I’ve been trying to “get” Twitter for a while now. My business colleague Alex got me to sign up some many moons ago, whereafter I wrote a couple of messages and immediately proceeded to forget about it. With the recent hype surrounding it and how it’s the most awesome important thing ever to hit the Internet (evar) – apart from Facebook – I’ve decided, however, to give it another try.

I’m still failing miserably. I find that I can barely get into Facebook more than a few times a week to see how friends and acquaintances are doing via status messages, and most of that is because of the iPhone client that makes it really easy when I’m stunningly bored in a taxi. I find Twitter even more maddeningly frustrating to sift through.

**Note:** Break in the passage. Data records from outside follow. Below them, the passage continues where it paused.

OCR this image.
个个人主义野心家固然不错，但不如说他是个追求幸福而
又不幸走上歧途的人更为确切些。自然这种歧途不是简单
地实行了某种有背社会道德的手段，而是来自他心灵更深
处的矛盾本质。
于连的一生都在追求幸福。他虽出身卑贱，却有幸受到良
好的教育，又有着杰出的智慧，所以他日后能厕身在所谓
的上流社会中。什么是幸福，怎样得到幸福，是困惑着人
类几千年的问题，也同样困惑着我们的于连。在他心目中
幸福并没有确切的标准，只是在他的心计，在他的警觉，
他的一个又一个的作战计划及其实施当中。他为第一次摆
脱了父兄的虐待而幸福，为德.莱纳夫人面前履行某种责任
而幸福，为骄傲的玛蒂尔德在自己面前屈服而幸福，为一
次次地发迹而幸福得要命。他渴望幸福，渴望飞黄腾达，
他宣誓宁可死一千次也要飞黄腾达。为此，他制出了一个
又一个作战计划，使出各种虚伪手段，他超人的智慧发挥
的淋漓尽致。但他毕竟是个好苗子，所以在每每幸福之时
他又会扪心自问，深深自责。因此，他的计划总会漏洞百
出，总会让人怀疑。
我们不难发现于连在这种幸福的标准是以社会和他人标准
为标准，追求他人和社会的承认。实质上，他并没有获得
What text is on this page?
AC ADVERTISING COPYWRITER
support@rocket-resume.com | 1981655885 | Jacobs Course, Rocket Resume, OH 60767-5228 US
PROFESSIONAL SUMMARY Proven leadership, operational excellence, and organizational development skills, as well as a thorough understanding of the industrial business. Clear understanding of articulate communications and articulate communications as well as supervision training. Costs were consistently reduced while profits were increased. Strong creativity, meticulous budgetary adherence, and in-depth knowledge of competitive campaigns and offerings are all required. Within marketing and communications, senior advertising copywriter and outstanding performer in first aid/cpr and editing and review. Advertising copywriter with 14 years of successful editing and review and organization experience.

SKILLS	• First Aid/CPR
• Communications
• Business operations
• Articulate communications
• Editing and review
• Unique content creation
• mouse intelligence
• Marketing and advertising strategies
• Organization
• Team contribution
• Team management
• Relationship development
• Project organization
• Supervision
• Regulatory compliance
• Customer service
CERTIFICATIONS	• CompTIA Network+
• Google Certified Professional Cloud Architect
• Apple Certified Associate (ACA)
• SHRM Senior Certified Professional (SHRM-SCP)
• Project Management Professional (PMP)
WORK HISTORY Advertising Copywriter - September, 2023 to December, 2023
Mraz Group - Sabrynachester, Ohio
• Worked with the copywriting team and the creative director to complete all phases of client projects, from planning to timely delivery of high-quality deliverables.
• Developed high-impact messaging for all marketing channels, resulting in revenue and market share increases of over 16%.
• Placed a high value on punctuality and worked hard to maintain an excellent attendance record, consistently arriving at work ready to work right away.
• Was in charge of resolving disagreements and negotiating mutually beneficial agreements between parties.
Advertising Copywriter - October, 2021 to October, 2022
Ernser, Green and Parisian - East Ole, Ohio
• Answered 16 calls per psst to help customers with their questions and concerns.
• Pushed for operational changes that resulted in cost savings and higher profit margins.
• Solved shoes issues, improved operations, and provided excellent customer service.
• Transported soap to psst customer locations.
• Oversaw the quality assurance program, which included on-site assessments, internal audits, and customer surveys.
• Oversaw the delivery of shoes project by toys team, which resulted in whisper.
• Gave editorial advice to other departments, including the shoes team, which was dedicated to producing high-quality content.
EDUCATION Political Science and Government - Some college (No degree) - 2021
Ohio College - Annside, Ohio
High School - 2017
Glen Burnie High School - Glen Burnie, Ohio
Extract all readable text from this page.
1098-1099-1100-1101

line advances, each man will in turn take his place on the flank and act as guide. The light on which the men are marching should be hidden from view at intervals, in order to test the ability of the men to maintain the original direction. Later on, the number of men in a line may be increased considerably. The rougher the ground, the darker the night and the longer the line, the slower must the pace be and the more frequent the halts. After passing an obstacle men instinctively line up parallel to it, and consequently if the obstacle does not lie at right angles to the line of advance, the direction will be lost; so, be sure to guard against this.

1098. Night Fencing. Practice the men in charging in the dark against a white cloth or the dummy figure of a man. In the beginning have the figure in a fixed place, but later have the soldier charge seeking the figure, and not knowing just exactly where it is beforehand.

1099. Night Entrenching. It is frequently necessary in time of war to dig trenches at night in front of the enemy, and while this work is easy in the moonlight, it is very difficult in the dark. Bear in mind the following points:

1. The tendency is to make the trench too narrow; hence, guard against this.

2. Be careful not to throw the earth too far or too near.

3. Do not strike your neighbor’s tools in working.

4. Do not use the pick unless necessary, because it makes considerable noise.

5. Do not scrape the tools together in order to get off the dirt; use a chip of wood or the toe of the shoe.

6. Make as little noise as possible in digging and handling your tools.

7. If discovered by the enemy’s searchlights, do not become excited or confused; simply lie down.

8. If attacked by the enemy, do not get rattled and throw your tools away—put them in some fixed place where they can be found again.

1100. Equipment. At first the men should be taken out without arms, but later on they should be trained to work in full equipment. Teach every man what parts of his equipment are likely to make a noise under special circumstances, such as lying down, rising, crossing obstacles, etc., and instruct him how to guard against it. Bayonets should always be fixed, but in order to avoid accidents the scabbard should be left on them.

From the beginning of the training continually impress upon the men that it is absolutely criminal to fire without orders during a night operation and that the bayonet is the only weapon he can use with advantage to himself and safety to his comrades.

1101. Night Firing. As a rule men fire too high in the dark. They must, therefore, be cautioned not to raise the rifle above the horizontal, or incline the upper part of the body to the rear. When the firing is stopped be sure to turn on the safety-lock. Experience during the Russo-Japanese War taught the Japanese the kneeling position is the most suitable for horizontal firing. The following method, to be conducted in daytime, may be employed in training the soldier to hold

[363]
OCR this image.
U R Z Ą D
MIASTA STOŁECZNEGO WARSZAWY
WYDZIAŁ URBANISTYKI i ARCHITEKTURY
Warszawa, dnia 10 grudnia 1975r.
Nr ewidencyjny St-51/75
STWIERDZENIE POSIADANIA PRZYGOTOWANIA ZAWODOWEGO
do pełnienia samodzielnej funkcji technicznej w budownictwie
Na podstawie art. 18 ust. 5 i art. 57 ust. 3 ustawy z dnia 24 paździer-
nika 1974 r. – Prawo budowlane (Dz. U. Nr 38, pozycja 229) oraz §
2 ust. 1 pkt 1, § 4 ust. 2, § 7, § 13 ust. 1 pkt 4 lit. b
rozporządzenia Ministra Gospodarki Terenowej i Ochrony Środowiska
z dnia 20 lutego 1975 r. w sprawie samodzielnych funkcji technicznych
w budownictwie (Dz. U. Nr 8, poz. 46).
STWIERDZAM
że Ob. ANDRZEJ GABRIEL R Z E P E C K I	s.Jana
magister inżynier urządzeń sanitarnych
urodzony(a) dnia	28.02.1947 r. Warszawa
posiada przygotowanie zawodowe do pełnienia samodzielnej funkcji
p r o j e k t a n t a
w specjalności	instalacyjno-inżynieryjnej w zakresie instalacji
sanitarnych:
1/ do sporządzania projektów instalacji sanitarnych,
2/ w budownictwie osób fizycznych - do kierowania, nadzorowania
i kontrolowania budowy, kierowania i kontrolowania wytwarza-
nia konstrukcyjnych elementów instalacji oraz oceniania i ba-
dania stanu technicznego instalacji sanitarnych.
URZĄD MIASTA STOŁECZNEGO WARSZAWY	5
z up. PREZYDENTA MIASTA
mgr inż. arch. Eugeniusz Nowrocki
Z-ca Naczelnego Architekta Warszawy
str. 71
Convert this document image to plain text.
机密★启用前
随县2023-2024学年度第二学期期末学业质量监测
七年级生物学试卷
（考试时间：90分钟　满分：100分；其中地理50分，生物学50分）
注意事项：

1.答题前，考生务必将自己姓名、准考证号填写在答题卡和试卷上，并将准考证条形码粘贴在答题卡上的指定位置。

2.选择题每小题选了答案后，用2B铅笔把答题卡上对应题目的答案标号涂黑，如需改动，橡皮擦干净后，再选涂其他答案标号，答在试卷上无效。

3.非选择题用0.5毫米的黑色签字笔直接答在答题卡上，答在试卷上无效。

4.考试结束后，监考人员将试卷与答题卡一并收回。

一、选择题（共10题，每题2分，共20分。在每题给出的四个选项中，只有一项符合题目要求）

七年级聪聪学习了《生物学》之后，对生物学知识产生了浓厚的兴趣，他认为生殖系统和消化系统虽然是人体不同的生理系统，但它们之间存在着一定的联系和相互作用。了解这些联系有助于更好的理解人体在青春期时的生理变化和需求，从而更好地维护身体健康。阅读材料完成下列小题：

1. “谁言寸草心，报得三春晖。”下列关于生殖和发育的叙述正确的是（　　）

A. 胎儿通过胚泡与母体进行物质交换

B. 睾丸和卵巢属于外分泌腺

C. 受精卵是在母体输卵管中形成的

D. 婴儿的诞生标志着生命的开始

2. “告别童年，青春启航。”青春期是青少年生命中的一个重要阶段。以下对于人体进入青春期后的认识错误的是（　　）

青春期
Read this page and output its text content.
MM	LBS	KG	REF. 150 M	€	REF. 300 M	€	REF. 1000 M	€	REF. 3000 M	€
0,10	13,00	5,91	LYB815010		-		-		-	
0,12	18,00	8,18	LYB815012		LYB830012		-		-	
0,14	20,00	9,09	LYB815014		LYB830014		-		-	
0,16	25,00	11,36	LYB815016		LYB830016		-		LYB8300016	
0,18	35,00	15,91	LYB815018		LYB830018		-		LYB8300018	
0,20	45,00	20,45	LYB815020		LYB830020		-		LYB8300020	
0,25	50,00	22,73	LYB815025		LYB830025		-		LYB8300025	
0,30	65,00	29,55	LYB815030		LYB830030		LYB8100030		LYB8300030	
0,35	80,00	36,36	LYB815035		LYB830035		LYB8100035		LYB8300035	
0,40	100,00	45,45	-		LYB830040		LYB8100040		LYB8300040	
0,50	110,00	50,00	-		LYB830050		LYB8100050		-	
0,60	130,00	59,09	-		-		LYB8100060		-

But I continue to assume that it is I who do not get it, so I keep at it. I read one article asserting that Twitter’s advantage lies in its value as a search engine. So, I started to look through it for things that interest me by conducting a bunch of searches. Apart from the fact that half the queries didn’t work or bring any values back at all, looking for things related to interesting TV shows, nethack, Adwords Advertising, and PHP programming all gave me an avalanche of junk, with only the occasional nugget of interesting value.

Perhaps somebody else can mine this data to produce something more interesting, but right now, add me to the list of people who realise they’re watching something major and important unfold in front of them, and are completely baffled by it.